Oleh karena itu, upaya menjadikan pekerja informal sebagai pekerja formal harus menjadi agenda global.
Perlindungan sejati
Di Indonesia, langkah Presiden Prabowo untuk menghapus praktik outsourcing ilegal serta melarang kontrak jangka pendek yang berulang menjadi sinyal positif bahwa negara mulai kembali ke arah perlindungan sejati terhadap tenaga kerja.
Di tengah berbagai dinamika tersebut, sudah saatnya mengajak dunia untuk kembali menengok semangat Konferensi Asia Afrika di Bandung tujuh dekade silam.
Konferensi yang melahirkan Prinsip Bandung menjadi pengingat bahwa hak asasi manusia, kebebasan, dan keadilan bukanlah barang dagangan atau kebijakan yang bisa dinegosiasikan, melainkan nilai dasar yang tidak boleh dikompromikan.
Dalam kerangka itu pula, pengakuan terhadap Palestina sebagai Negara Pengamat Non-Anggota di ILO menjadi langkah penting menuju pengakuan penuh terhadap eksistensi dan hak-hak bangsa yang selama ini tertindas.
Ini bukan sekadar keputusan administratif, tapi representasi solidaritas global terhadap perjuangan yang lebih besar.
Pesan ini, dalam keseluruhannya, bukan hanya sebuah pernyataan sikap, tapi juga sebuah peta jalan.
Namun juga menggambarkan bagaimana masa depan perburuhan, teknologi, dan keadilan sosial bisa dipertemukan dalam kerangka yang harmonis jika semua pihak berani menempatkan manusia sebagai poros utama kebijakan.
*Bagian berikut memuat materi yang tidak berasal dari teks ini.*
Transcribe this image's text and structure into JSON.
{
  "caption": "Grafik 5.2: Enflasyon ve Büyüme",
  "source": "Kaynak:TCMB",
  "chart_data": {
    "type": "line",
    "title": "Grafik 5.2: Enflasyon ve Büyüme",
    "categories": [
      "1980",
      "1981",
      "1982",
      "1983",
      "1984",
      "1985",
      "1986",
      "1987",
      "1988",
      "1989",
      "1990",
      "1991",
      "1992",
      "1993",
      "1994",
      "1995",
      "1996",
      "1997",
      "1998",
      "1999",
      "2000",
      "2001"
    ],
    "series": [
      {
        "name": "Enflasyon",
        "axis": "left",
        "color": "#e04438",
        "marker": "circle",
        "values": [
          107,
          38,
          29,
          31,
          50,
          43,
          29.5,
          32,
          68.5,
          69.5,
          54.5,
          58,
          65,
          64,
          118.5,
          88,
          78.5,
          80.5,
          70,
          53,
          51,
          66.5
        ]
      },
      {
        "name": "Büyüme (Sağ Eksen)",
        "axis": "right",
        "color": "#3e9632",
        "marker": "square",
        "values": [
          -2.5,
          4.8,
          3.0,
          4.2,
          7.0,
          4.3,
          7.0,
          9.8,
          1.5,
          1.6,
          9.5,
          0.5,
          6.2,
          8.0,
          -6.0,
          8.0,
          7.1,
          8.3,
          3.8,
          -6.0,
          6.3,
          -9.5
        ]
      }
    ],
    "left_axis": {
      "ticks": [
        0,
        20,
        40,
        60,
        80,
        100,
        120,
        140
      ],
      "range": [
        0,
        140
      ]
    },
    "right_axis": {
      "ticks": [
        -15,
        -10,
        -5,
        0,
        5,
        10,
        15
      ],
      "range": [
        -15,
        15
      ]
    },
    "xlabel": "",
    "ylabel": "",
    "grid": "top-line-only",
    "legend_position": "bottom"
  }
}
Dunia kerja bukanlah sekadar ruang produksi, tetapi juga ruang bagi sisi kemanusiaan, tempat di mana nilai-nilai luhur harus ditegakkan, dan martabat manusia dijaga.
Dalam konteks itu, buruh bukan hanya subjek yang perlu dilindungi, tetapi juga agen perubahan yang menggerakkan sejarah.
Dari Jenewa, perwakilan buruh Indonesia ingin menyerukan pesan global bahwa perubahan hanya akan terjadi jika ketiganya bersatu, bukan dalam relasi kuasa, tapi dalam semangat kolaborasi.
Karena pada akhirnya, kemajuan dunia tidak ditentukan oleh seberapa cepat teknologi berkembang, tapi seberapa adil dan manusiawi dunia kerja yang dibangun bersama-sama.
*) Penulis adalah Presiden Konfederasi Serikat Pekerja Seluruh Indonesia, Ketua Delegasi Buruh Indonesia dalam Sidang ILC-ILO ke-113 di Jenewa.